Bitcoin has “a lot of similarities” with gold, and consumer fears of the cryptocurrency being stolen are fading, according to a new report from a unit of the bond-rating and investment index firm Standard & Poor’s.
“Concerns of bitcoin theft were rampant a few years ago,” Jim Wiederhold, associate director for commodities and real assets for S&P Dow Jones Indices, said in excerpts of the report emailed by a press representative for the New York-based company. “As bitcoin becomes more mainstream, these worries are fading, though lingering technology and exchange counterparts risks remain.”
S&P joins a growing list of Wall Street firms to weigh in on bitcoin after prices for the cryptocurrency quadrupled in 2020, generating fresh interest among big institutional investors including BlackRock, the world’s biggest money manager.
Some highlights from the S&P report:
- "Is bitcoin the new gold?" the report reads. "Recently, the parallels between the two assets have grown."
- "Both bitcoin and gold are viewed as scarce, have the potential to be held outside of conventional financial markets, and have values that cannot be inflated away by relentless money creation and currency debasement. Gold and bitcoin are also uncorrelated to other popular asset classes in portfolios, which provides evidence of their diversification benefits."

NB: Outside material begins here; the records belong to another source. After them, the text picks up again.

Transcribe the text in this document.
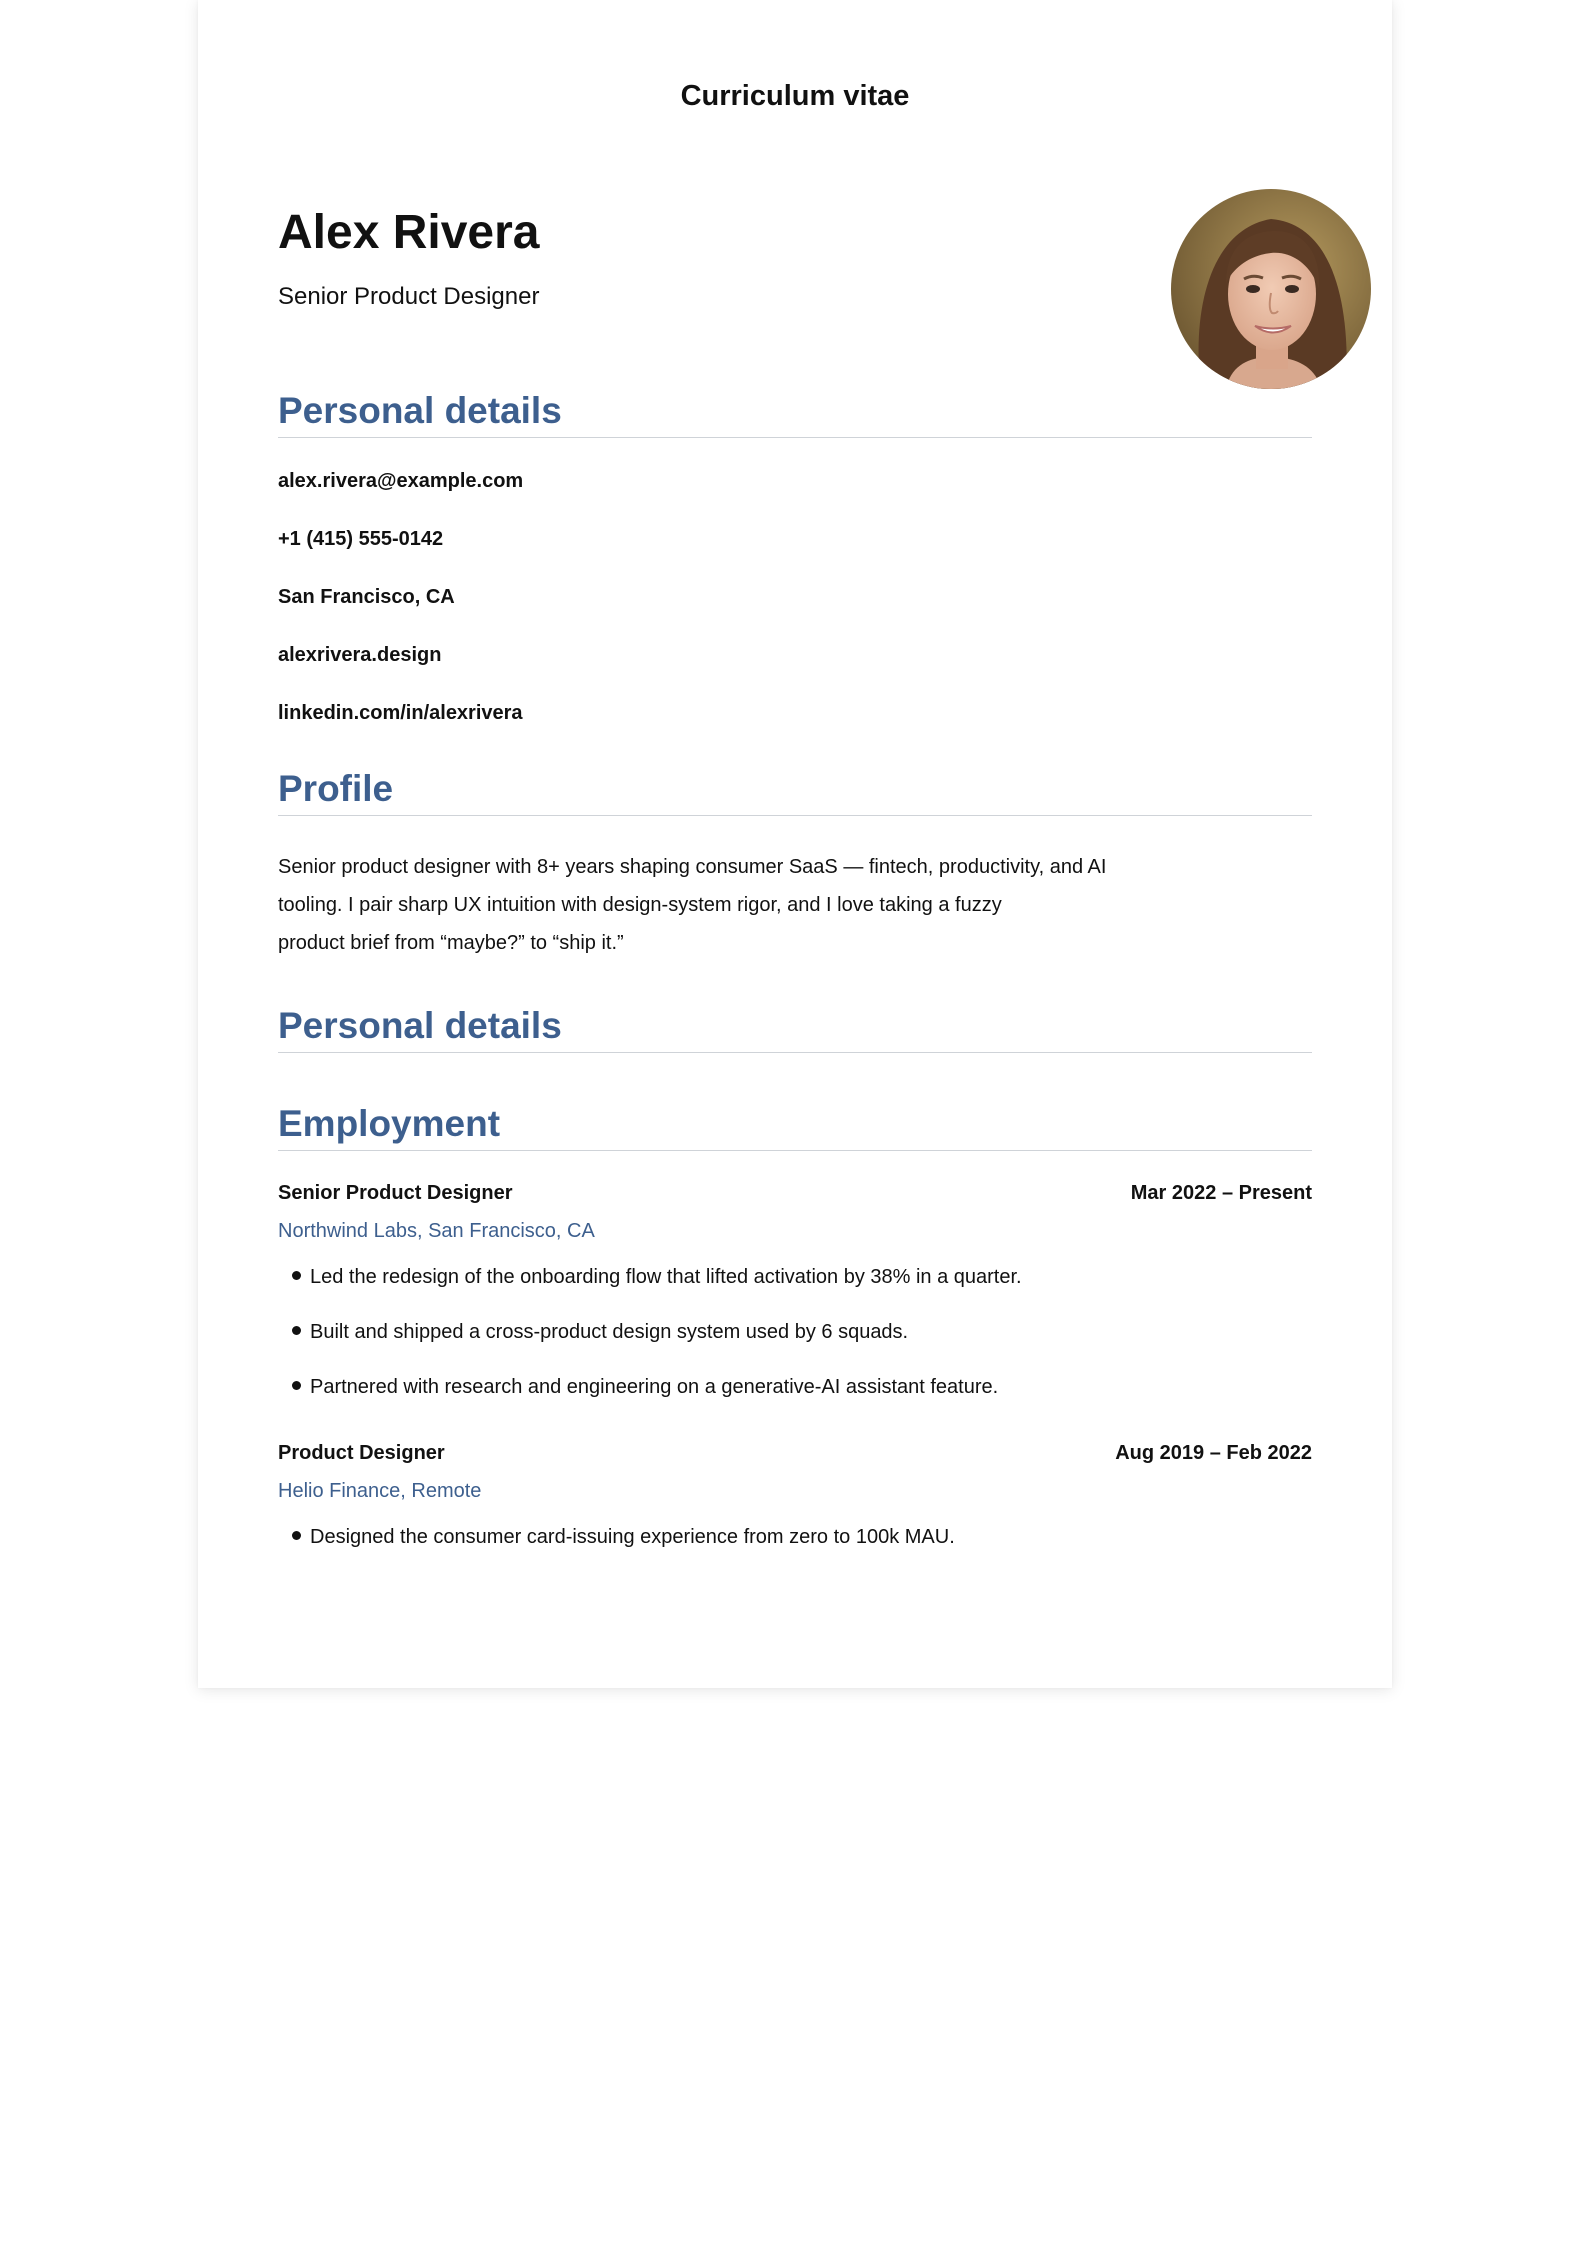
Curriculum vitae
Alex Rivera
Senior Product Designer
Personal details
alex.rivera@example.com
+1 (415) 555-0142
San Francisco, CA
alexrivera.design
linkedin.com/in/alexrivera
Profile
Senior product designer with 8+ years shaping consumer SaaS — fintech, productivity, and AI
tooling. I pair sharp UX intuition with design-system rigor, and I love taking a fuzzy
product brief from “maybe?” to “ship it.”
Personal details
Employment
Senior Product Designer	Mar 2022 – Present
Northwind Labs, San Francisco, CA
Led the redesign of the onboarding flow that lifted activation by 38% in a quarter.
Built and shipped a cross-product design system used by 6 squads.
Partnered with research and engineering on a generative-AI assistant feature.
Product Designer	Aug 2019 – Feb 2022
Helio Finance, Remote
Designed the consumer card-issuing experience from zero to 100k MAU.
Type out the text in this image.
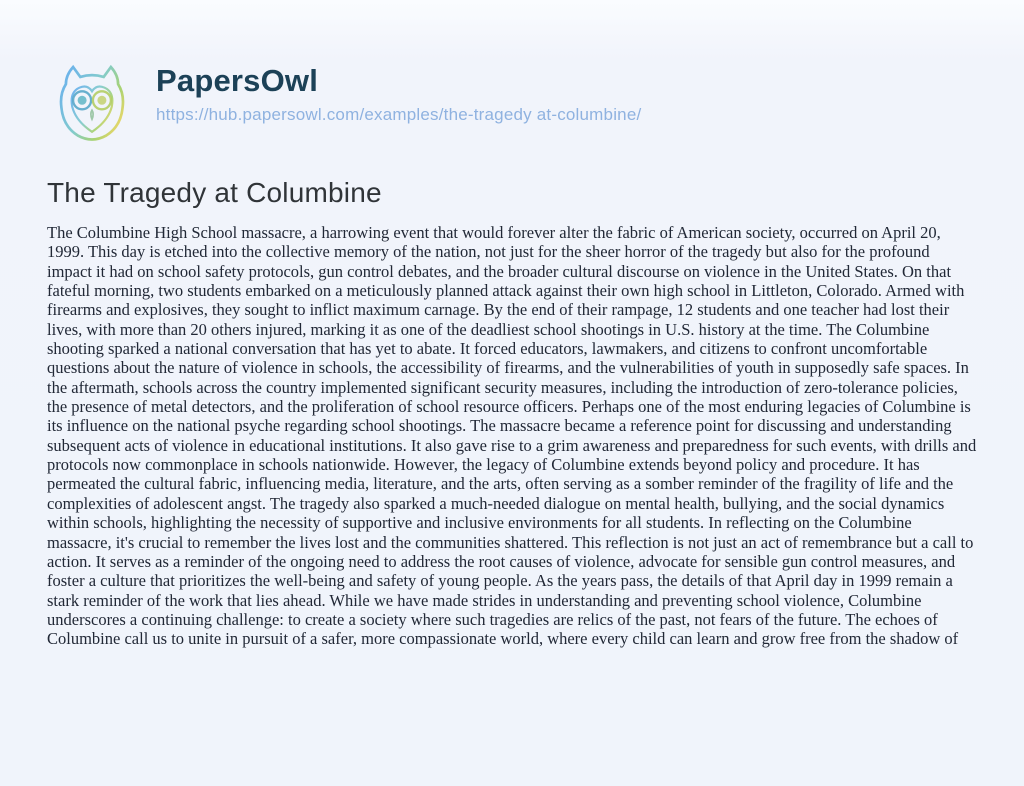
PapersOwl
https://hub.papersowl.com/examples/the-tragedy at-columbine/
The Tragedy at Columbine

The Columbine High School massacre, a harrowing event that would forever alter the fabric of American society, occurred on April 20, 1999. This day is etched into the collective memory of the nation, not just for the sheer horror of the tragedy but also for the profound impact it had on school safety protocols, gun control debates, and the broader cultural discourse on violence in the United States. On that fateful morning, two students embarked on a meticulously planned attack against their own high school in Littleton, Colorado. Armed with firearms and explosives, they sought to inflict maximum carnage. By the end of their rampage, 12 students and one teacher had lost their lives, with more than 20 others injured, marking it as one of the deadliest school shootings in U.S. history at the time. The Columbine shooting sparked a national conversation that has yet to abate. It forced educators, lawmakers, and citizens to confront uncomfortable questions about the nature of violence in schools, the accessibility of firearms, and the vulnerabilities of youth in supposedly safe spaces. In the aftermath, schools across the country implemented significant security measures, including the introduction of zero-tolerance policies, the presence of metal detectors, and the proliferation of school resource officers. Perhaps one of the most enduring legacies of Columbine is its influence on the national psyche regarding school shootings. The massacre became a reference point for discussing and understanding subsequent acts of violence in educational institutions. It also gave rise to a grim awareness and preparedness for such events, with drills and protocols now commonplace in schools nationwide. However, the legacy of Columbine extends beyond policy and procedure. It has permeated the cultural fabric, influencing media, literature, and the arts, often serving as a somber reminder of the fragility of life and the complexities of adolescent angst. The tragedy also sparked a much-needed dialogue on mental health, bullying, and the social dynamics within schools, highlighting the necessity of supportive and inclusive environments for all students. In reflecting on the Columbine massacre, it's crucial to remember the lives lost and the communities shattered. This reflection is not just an act of remembrance but a call to action. It serves as a reminder of the ongoing need to address the root causes of violence, advocate for sensible gun control measures, and foster a culture that prioritizes the well-being and safety of young people. As the years pass, the details of that April day in 1999 remain a stark reminder of the work that lies ahead. While we have made strides in understanding and preventing school violence, Columbine underscores a continuing challenge: to create a society where such tragedies are relics of the past, not fears of the future. The echoes of Columbine call us to unite in pursuit of a safer, more compassionate world, where every child can learn and grow free from the shadow of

- "The fundamentals of bitcoin and gold differentiate in owning one versus the other. Gold is a physical asset while bitcoin is a digital one. While both are scarce, gold does not yet have a ceiling to supply, while there ultimately can only be 21 million Bitcoins mined."
Bitcoin prices have a one-year volatility of 82%, multiples of the 15% seen in gold prices and the 26% volatility shown by the S&P 500 Index of large U.S. stocks, according to the report.
The report comes as S&P itself is angling to get into the crypto market. The firm announced last month a partnership with data provider Lukka to launch crypto indexes in 2021.